I developed my language, Angosey, to express concepts that (I thought) English could not convey. The act of scrapping all the world’s languages and coming up with my own included a few parts youthful hubris, a hefty dash of ignorance, and a bucketful of willingness to spend a lot of time on something that no one else was likely to care about. However, it did help me develop a lot of tools that carried me through the tumultuous years between 16 and 22.
One issue that bothered me from middle school onward was this: how do I characterize the motives and desires of the ‘other’? Another, deeper issue concerned me even more: how could one part of me want something, and the other part not want something? In other words, how was it possible for an “individual” to want two things at once? Finally, a question that emerged more and more as I got older: what does the act of communicating in Angosey really entail, given that I am more or less talking to myself? What truth value comes from this ‘perfect diary’ I have created?

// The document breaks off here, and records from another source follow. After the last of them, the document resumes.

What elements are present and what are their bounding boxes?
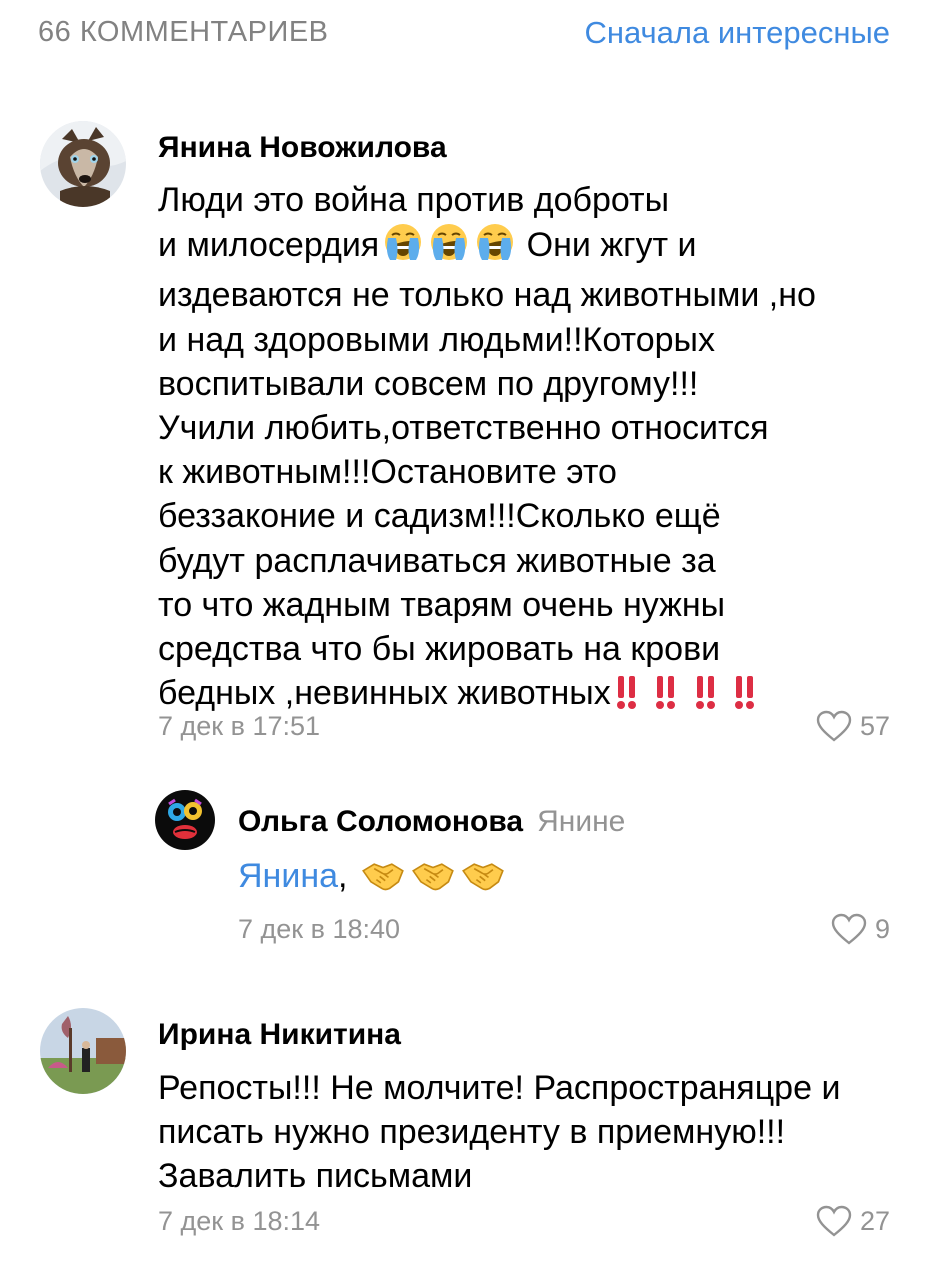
like-button[interactable]: 27 (816, 1205, 890, 1237)
handshake-icon (411, 853, 455, 904)
loudly-crying-face-icon (475, 222, 515, 273)
heart-icon (831, 913, 867, 945)
reply-author-name[interactable]: Ольга Соломонова (238, 805, 523, 838)
double-exclamation-icon (615, 674, 639, 721)
comment-text-suffix: , (338, 857, 348, 895)
like-count: 27 (859, 1205, 890, 1236)
comment-line: Завалить письмами (158, 1157, 473, 1196)
comment-line: и над здоровыми людьми!!Которых (158, 320, 715, 359)
comment-reply: Ольга Соломонова Янине Янина, 7 дек в 18:… (0, 790, 928, 970)
comment-text: Люди это война против доброты и милосерд… (158, 178, 898, 721)
handshake-icon (461, 853, 505, 904)
comment-line: бедных ,невинных животных (158, 674, 611, 713)
loudly-crying-face-icon (429, 222, 469, 273)
heart-icon (816, 1205, 852, 1237)
comment-line: будут расплачиваться животные за (158, 541, 716, 580)
like-count: 9 (874, 913, 890, 944)
cartoon-avatar-image (155, 790, 215, 850)
comment: Янина Новожилова Люди это война против д… (0, 100, 928, 760)
comments-count: 66 КОММЕНТАРИЕВ (38, 16, 329, 48)
comment-line: то что жадным тварям очень нужны (158, 585, 726, 624)
comments-header: 66 КОММЕНТАРИЕВ Сначала интересные (0, 0, 928, 70)
mention-link[interactable]: Янина (238, 857, 338, 895)
avatar[interactable] (40, 1008, 126, 1094)
double-exclamation-icon (654, 674, 678, 721)
comment-date[interactable]: 7 дек в 17:51 (158, 711, 320, 742)
comment-line: воспитывали совсем по другому!!! (158, 364, 699, 403)
dog-avatar-image (40, 121, 126, 207)
comment-line: Репосты!!! Не молчите! Распространяцре и (158, 1069, 841, 1107)
comment-date[interactable]: 7 дек в 18:14 (158, 1206, 320, 1237)
comment-text: Репосты!!! Не молчите! Распространяцре и… (158, 1066, 908, 1199)
comment-line: беззаконие и садизм!!!Сколько ещё (158, 497, 721, 536)
comment-line: Учили любить,ответственно относится (158, 409, 769, 448)
comment-author[interactable]: Ирина Никитина (158, 1018, 401, 1052)
comment-line: писать нужно президенту в приемную!!! (158, 1113, 786, 1152)
comment-line: к животным!!!Остановите это (158, 453, 617, 492)
comment-line: издеваются не только над животными ,но (158, 276, 816, 315)
double-exclamation-icon (733, 674, 757, 721)
comment-line: и милосердия (158, 226, 380, 265)
like-button[interactable]: 9 (831, 913, 890, 945)
loudly-crying-face-icon (383, 222, 423, 273)
like-count: 57 (859, 710, 890, 741)
avatar[interactable] (155, 790, 215, 850)
heart-icon (816, 710, 852, 742)
comment-line: Они жгут и (526, 226, 697, 265)
comment-author: Ольга Соломонова Янине (238, 805, 625, 839)
avatar[interactable] (40, 121, 126, 207)
comment-line: средства что бы жировать на крови (158, 630, 721, 669)
sort-order-button[interactable]: Сначала интересные (584, 15, 890, 51)
comment: Ирина Никитина Репосты!!! Не молчите! Ра… (0, 1000, 928, 1260)
comment-author[interactable]: Янина Новожилова (158, 131, 447, 165)
comment-date[interactable]: 7 дек в 18:40 (238, 914, 400, 945)
photo-avatar-image (40, 1008, 126, 1094)
comment-text: Янина, (238, 853, 898, 904)
reply-to-link[interactable]: Янине (537, 805, 625, 838)
like-button[interactable]: 57 (816, 710, 890, 742)
handshake-icon (361, 853, 405, 904)
double-exclamation-icon (694, 674, 718, 721)
comment-line: Люди это война против доброты (158, 181, 670, 219)
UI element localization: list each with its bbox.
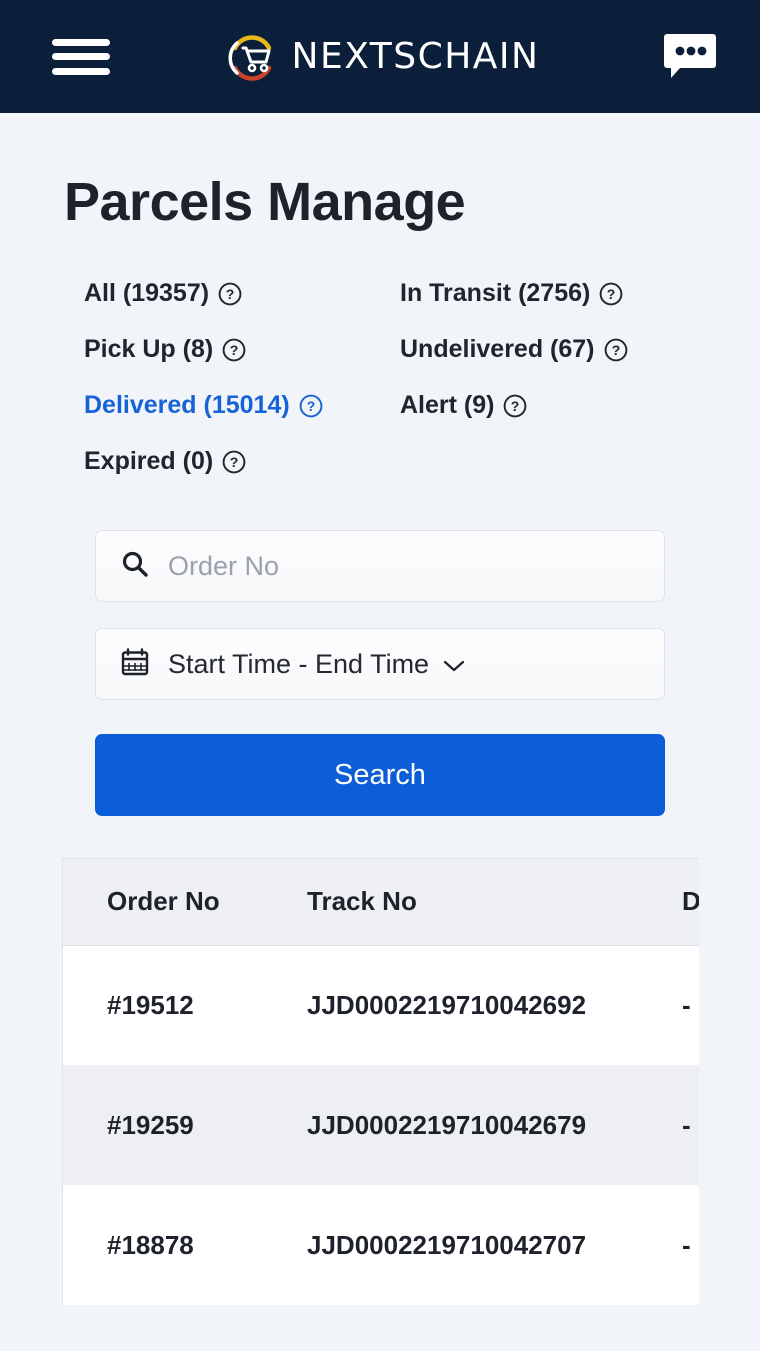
- table-row[interactable]: #18878 JJD0002219710042707 -: [63, 1185, 699, 1305]
- svg-text:?: ?: [230, 454, 239, 470]
- cell-track-no: JJD0002219710042707: [263, 1185, 638, 1305]
- cell-track-no: JJD0002219710042692: [263, 945, 638, 1065]
- table-header: Order No Track No Destination: [63, 859, 699, 946]
- filter-label: In Transit (2756): [400, 279, 591, 307]
- hamburger-bar: [52, 53, 110, 60]
- brand-name: NEXTSCHAIN: [291, 36, 540, 77]
- date-range-label: Start Time - End Time: [168, 649, 465, 680]
- date-range-select[interactable]: Start Time - End Time: [95, 628, 665, 700]
- filter-in-transit[interactable]: In Transit (2756) ?: [400, 279, 623, 308]
- column-header-destination[interactable]: Destination: [638, 859, 699, 946]
- question-circle-icon[interactable]: ?: [503, 394, 527, 418]
- svg-text:?: ?: [230, 342, 239, 358]
- filter-label: Pick Up (8): [84, 335, 214, 363]
- filter-label: Delivered (15014): [84, 391, 290, 419]
- filter-label: Alert (9): [400, 391, 495, 419]
- page-body: Parcels Manage All (19357) ? In Transit …: [0, 171, 760, 1305]
- date-range-value: Start Time - End Time: [168, 648, 430, 679]
- cell-order-no: #19259: [63, 1065, 263, 1185]
- parcels-table-container[interactable]: Order No Track No Destination #19512 JJD…: [62, 858, 699, 1305]
- chevron-down-icon[interactable]: [443, 649, 465, 680]
- svg-text:?: ?: [226, 286, 235, 302]
- svg-text:?: ?: [611, 342, 620, 358]
- filter-label: All (19357): [84, 279, 210, 307]
- table-row[interactable]: #19512 JJD0002219710042692 -: [63, 945, 699, 1065]
- filter-alert[interactable]: Alert (9) ?: [400, 391, 527, 420]
- filter-label: Undelivered (67): [400, 335, 595, 363]
- search-input[interactable]: [168, 531, 640, 601]
- filter-all[interactable]: All (19357) ?: [84, 279, 242, 308]
- svg-text:?: ?: [306, 398, 315, 414]
- search-button[interactable]: Search: [95, 734, 665, 816]
- question-circle-icon[interactable]: ?: [222, 450, 246, 474]
- calendar-icon: [120, 647, 150, 682]
- svg-text:?: ?: [607, 286, 616, 302]
- cell-order-no: #19512: [63, 945, 263, 1065]
- table-body: #19512 JJD0002219710042692 - #19259 JJD0…: [63, 945, 699, 1305]
- column-header-order-no[interactable]: Order No: [63, 859, 263, 946]
- search-controls: Start Time - End Time Search: [95, 530, 665, 816]
- cell-order-no: #18878: [63, 1185, 263, 1305]
- question-circle-icon[interactable]: ?: [222, 338, 246, 362]
- filter-pick-up[interactable]: Pick Up (8) ?: [84, 335, 246, 364]
- search-field[interactable]: [95, 530, 665, 602]
- filter-delivered[interactable]: Delivered (15014) ?: [84, 391, 323, 420]
- chat-bubble-icon[interactable]: [662, 30, 718, 84]
- cell-destination: -: [638, 1065, 699, 1185]
- table-row[interactable]: #19259 JJD0002219710042679 -: [63, 1065, 699, 1185]
- filter-expired[interactable]: Expired (0) ?: [84, 447, 246, 476]
- parcels-table: Order No Track No Destination #19512 JJD…: [63, 859, 699, 1305]
- shopping-cart-logo-icon: [221, 26, 283, 88]
- question-circle-icon[interactable]: ?: [218, 282, 242, 306]
- hamburger-bar: [52, 67, 110, 75]
- svg-text:?: ?: [511, 398, 520, 414]
- status-filter-group: All (19357) ? In Transit (2756) ? Pick U…: [0, 279, 760, 476]
- filter-undelivered[interactable]: Undelivered (67) ?: [400, 335, 628, 364]
- question-circle-icon[interactable]: ?: [599, 282, 623, 306]
- brand-logo[interactable]: NEXTSCHAIN: [221, 26, 540, 88]
- cell-destination: -: [638, 945, 699, 1065]
- hamburger-menu-icon[interactable]: [52, 34, 110, 80]
- cell-track-no: JJD0002219710042679: [263, 1065, 638, 1185]
- hamburger-bar: [52, 38, 110, 46]
- filter-label: Expired (0): [84, 447, 214, 475]
- table-header-row: Order No Track No Destination: [63, 859, 699, 946]
- question-circle-icon[interactable]: ?: [604, 338, 628, 362]
- search-icon: [120, 549, 150, 584]
- column-header-track-no[interactable]: Track No: [263, 859, 638, 946]
- page-title: Parcels Manage: [64, 172, 466, 232]
- app-header: NEXTSCHAIN: [0, 0, 760, 113]
- question-circle-icon[interactable]: ?: [299, 394, 323, 418]
- cell-destination: -: [638, 1185, 699, 1305]
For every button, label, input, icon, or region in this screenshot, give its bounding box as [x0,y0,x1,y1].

Angosey first went to work categorizing varieties of the ‘other.’ Since I was an adolescent boy continually in and out of crushes, romantically-tinged friendships, and relationships, this ‘other’ typically involved girls. I discovered three categories: Algayaltha (Aphrodite-like), Emralday (a character in opposition with herself), and Lazouley (Athena-like). The three are arranged in increasing emotional distance – Algayaltha is the most human, Lazouley was the most remote and difficult to understand. While this was an interesting way of looking at things, it was nothing but a projection of my recent experiences in the girl realm as opposed to a clear basis for psychology.
When writing in Angosey, I discovered a solution for another, more important problem: how to describe situations where I wanted two mutually exclusive things. For example: wanting to be social while simultaneously feeling anxious and shy. Another example: being a writer (creative) and a scientist (analytic).
My result was to write as three different aspects: Ashrayaga (the builder of fences), Dantayaga (the dreamer), and Renayaga (the worldly).
Ashrayaga is the character under whose auspices I am writing now. He is analytic and remote. His desire is to examine and categorize. He is hostile towards sentimentality and emotion.
Dantayaga is the first character I came up with. He is the force that drives Angosey, but probably not the one who wrote down the grammar and vocabulary. He loves beauty, art, and harmony. He tends to get very little done, but he provides the inspiration for my creativity and probably is what makes me tolerable to other people.
Renayaga is the last character I came up with. If Ashrayaga is Apollo, Renayaga is Dionysus. He doesn’t say much, but he’ll definitely drink a few too many with you.
This trinitarian concept of the soul help me understand how I could feel mutually exclusive things, and gave me a more balanced perspective of myself as I made my way through adolescence and young adulthood. While I had little use of these three after graduating from college, I actually refer to them quite a bit more often now than I have over the last few years. Usually this is a reminder to turn Ashrayaga off when I leave the geophysics laboratory – probably one of the stranger “don’t bring work home with you” concepts that you’ll hear!
After taking Philosophy of Language in college, I started wondering what sort of meaning I was generating every time I wrote in Angosey. If I am the only person in the planet who can read this, am I really communicating? This was particularly problematic because I never intended for others to read some of my writing – hence the utility of a secret language in the first place.
Then I considered diary writers. I assume most of them do not write in their diary so that other people can eventually read them. Instead, the diary is a form of communication across time – reaching out to a future version of yourself. Angosey, then, is my message in a bottle, floating in the twin oceans of self and time.